II. Die Beklagte hat die Kosten des Verfahrens zu tragen.
III. Das Urteil ist hinsichtlich der Kosten vorläufig vollstreckbar. Die Beklagte kann die Vollstreckung durch Sicherheitsleistung in Höhe des zu vollstreckenden Betrages abwenden, wenn nicht der Kläger zuvor in gleicher Höhe Sicherheit leistet.
Gründe
Die zulässige Klage ist begründet. Der Bescheid vom 3. September 2018 in Gestalt des Beschwerdebescheids vom 12. Februar 2019 ist rechtswidrig und verletzt den Kläger daher in seinen Rechten (§§ 113 Abs. 1, Abs. 5 VwGO)

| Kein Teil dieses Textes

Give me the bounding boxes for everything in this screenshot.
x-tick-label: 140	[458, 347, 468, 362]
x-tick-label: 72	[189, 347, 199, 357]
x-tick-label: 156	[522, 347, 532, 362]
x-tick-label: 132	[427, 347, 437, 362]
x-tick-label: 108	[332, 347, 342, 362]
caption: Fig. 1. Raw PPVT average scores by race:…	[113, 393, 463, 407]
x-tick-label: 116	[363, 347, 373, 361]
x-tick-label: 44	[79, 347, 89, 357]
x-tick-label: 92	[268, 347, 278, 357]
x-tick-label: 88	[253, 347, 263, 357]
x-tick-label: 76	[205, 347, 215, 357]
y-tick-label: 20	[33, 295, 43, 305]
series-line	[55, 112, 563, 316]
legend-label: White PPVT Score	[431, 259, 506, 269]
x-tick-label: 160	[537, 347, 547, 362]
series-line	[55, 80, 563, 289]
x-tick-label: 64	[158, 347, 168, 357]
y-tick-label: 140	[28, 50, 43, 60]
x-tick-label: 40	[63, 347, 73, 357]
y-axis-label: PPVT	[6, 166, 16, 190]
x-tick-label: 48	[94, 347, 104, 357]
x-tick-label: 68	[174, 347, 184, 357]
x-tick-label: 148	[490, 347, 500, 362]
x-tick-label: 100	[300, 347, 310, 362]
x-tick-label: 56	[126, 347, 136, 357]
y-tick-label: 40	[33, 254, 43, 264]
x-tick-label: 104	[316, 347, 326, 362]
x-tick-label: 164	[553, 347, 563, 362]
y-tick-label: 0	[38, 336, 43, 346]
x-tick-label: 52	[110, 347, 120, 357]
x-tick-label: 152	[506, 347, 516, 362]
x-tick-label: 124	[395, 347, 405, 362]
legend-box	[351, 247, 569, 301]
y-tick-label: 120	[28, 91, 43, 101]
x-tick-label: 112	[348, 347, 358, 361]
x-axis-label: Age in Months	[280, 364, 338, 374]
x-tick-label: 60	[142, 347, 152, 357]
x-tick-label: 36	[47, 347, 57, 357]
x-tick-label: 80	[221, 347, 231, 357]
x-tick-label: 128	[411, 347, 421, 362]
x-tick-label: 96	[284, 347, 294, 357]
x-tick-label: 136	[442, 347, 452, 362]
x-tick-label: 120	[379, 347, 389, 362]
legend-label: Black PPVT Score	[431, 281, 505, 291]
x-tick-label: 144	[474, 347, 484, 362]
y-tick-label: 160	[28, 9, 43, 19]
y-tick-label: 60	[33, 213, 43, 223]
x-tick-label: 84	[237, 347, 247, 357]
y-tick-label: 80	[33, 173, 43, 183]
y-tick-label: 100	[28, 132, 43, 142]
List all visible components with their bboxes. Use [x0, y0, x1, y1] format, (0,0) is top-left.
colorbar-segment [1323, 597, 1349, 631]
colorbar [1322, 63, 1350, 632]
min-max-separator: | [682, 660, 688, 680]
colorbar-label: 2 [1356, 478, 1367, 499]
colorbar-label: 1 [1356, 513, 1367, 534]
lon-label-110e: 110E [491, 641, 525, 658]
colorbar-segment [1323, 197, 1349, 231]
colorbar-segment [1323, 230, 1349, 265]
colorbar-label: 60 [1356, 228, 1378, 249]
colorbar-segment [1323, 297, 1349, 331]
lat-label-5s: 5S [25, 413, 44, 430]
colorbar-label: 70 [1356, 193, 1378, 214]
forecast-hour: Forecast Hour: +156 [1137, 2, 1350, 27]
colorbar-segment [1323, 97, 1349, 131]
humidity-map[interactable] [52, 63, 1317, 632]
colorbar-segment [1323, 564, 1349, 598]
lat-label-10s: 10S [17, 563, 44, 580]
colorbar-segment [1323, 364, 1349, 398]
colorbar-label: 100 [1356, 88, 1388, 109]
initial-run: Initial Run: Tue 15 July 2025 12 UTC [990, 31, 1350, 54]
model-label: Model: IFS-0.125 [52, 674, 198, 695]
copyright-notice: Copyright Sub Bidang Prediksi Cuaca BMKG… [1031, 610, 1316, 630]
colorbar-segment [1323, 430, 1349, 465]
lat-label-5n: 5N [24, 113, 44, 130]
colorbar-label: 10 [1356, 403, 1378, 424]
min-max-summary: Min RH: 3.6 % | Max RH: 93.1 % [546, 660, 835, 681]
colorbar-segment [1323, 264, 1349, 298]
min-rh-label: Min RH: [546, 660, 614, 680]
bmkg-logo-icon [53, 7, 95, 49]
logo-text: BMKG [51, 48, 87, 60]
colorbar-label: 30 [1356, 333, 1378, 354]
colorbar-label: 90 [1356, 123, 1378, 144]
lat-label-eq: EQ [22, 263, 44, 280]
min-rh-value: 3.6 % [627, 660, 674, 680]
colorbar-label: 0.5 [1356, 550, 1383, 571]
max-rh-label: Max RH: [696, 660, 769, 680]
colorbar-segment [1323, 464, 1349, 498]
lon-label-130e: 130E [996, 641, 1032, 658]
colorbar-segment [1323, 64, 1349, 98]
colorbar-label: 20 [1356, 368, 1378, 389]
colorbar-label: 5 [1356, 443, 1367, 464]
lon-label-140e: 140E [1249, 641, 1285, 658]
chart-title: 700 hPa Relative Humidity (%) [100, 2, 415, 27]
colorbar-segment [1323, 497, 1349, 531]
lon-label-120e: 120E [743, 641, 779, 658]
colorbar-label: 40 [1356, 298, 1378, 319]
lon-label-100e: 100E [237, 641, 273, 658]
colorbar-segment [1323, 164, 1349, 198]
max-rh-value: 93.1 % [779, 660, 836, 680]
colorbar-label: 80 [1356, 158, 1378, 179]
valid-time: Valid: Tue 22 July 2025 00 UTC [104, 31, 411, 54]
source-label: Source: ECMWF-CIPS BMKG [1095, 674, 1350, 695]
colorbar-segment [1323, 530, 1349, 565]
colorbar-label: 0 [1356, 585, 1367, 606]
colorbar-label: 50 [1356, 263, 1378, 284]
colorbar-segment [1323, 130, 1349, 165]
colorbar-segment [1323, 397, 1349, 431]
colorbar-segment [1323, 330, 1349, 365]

1. Die Klage ist entgegen der Ansicht der Beklagten zulässig. Dem steht nicht entgegen, dass der Kläger bei Klageeinreichung weder den streitgegenständlichen Bescheid beigelegt hatte, noch, dass der Klageschrift kein Klageantrag zu entnehmen war. Bei § 82 Abs. 1 Satz 2 und 3 VwGO handelt es sich lediglich um Soll-Vorschriften. Eine Verletzung dieser Erfordernisse macht die Klage nicht unzulässig (Kopp/Schenke, VwGO 24. Auflage 2018, § 82 Rn. 10 f.). Es besteht zwar ein Erfordernis eines bestimmten Antrags, da dem Gericht ansonsten keine Sachentscheidung möglich ist. Dieser muss jedoch letztlich erst im Zeitpunkt der letzten mündlichen Verhandlung vorliegen (Kopp/Schenke, a.a.O., § 82 Rn. 10). Ein hinreichend bestimmter Antrag wurde seitens des Klägerbevollmächtigten in der mündlichen Verhandlung gestellt. Auch ist nach Ansicht des Gerichts ein ausreichender Wille des Klägers zur Klageerhebung ersichtlich. Zwar ist zutreffend, dass die Klageschrift als Fax vom Ausbildungszentrum Infanterie versandt wurde. Es ist jedoch nichts dafür ersichtlich, dass der Kläger tatsächlich das Original der Klageschrift an das Ausbildungszentrum versandte und von dort lediglich eine Kopie als Fax an das Bayerische Verwaltungsgericht Würzburg versandt wurde. Hierbei handelt es sich seitens der Beklagten lediglich um eine Behauptung, die nicht bewiesen wurde. Vielmehr ist auf der Klageschrift bereits als Empfänger das Bayerische Verwaltungsgericht Würzburg benannt, sowie als Absender der Kläger vermerkt. Hieraus lässt sich ein eindeutiger Wille des Klägers zur Klageerhebung entnehmen. Die Klage ist daher zulässig.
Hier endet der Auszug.